Chinese political adviser and writer, born in 1973 in Wenzhou as the third daughter in her family. Many urged her mother to keep trying for a son; she refused and named her daughter Shengnan, meaning "better than men".
Jiang began writing online novels in the 1990s. Her later historical work, about a concubine's rise to become China's first empress dowager two millennia ago, was adapted into the drama series "The Legend of Mi Yue", which racked up 700m views within 24 hours of its release in 2015. She also works as a humanities researcher at Wenzhou University.
Jiang entered politics in 2018 as a legislator in the National People's Congress (NPC) and became one of the most prominent champions of women's rights. After serving a five-year NPC term, she joined the Chinese People's Political Consultative Conference (CPPCC) in 2023. Women make up a quarter of the NPC and a fifth of the CPPCC, but none are currently in the Politburo.

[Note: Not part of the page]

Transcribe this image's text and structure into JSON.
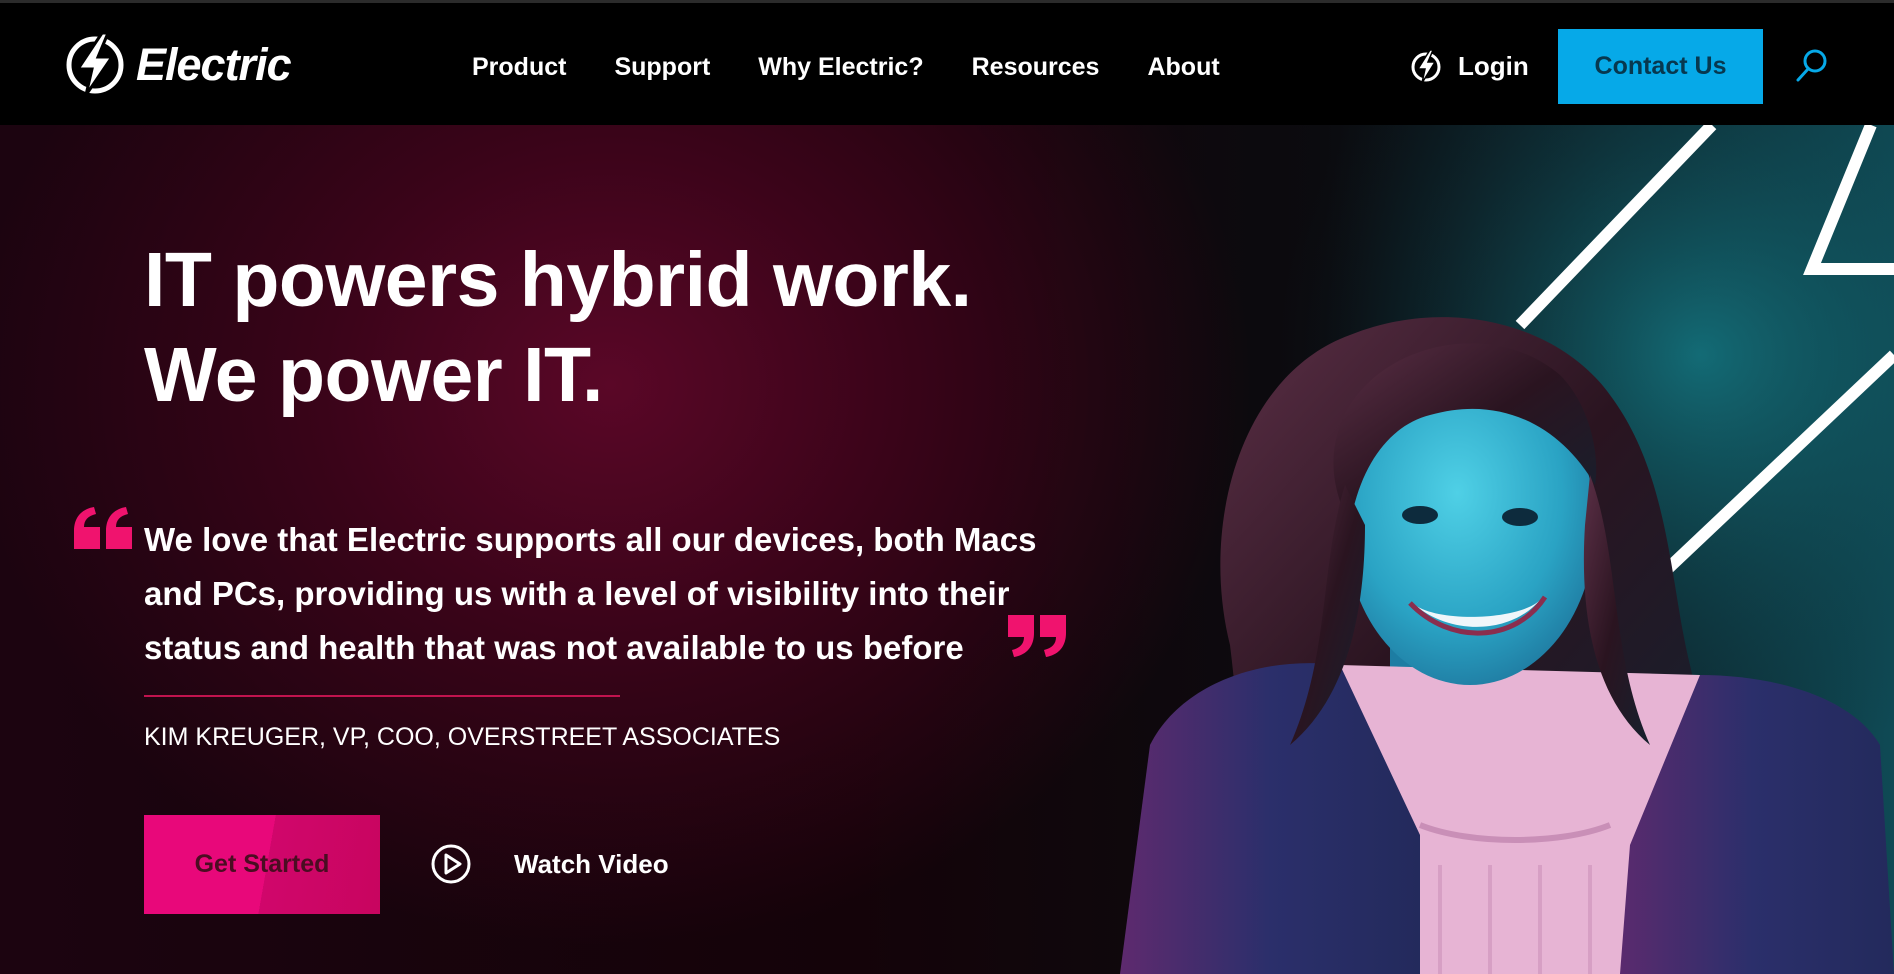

She aligns her proposals—such as extending paternity leave and curbing overtime—with government goals, particularly the party's desire for women to have more children to stem demographic decline. She steers clear of the label "feminist", associated with outside-the-system activism. "We're fighting against uncivilised old ideas, habits and harmful perspectives that linger, we are not fighting against gender," she told The Economist.
In 2022 a video was posted online showing a woman chained in a shack in China. She turned out to have been trafficked and had given birth to eight children; the case ignited fury across the country. In 2026 Jiang started a campaign to ban the forced marriage of rural women with learning disabilities.
A breakthrough came in her push for rural women's land rights. Chinese tradition had meant that women lost their rights to land if they married men from outside their villages. In 2024 Jiang recommended legal protections for "married-out women"; later that year the government passed a provision stipulating the equal rights of rural women regardless of marital status.
For several years, men and women wrote to Jiang about widespread discrimination in hiring people over 35. In 2022 she recommended amending the age limit for civil-service recruitment. Her proposal was not initially adopted, but many other CPPCC members raised the issue and civil-service recruitment policies have since begun relaxing the age limit.
Jiang has 1.3m followers on Weibo.
If society fits you comfortably enough, you call it freedom.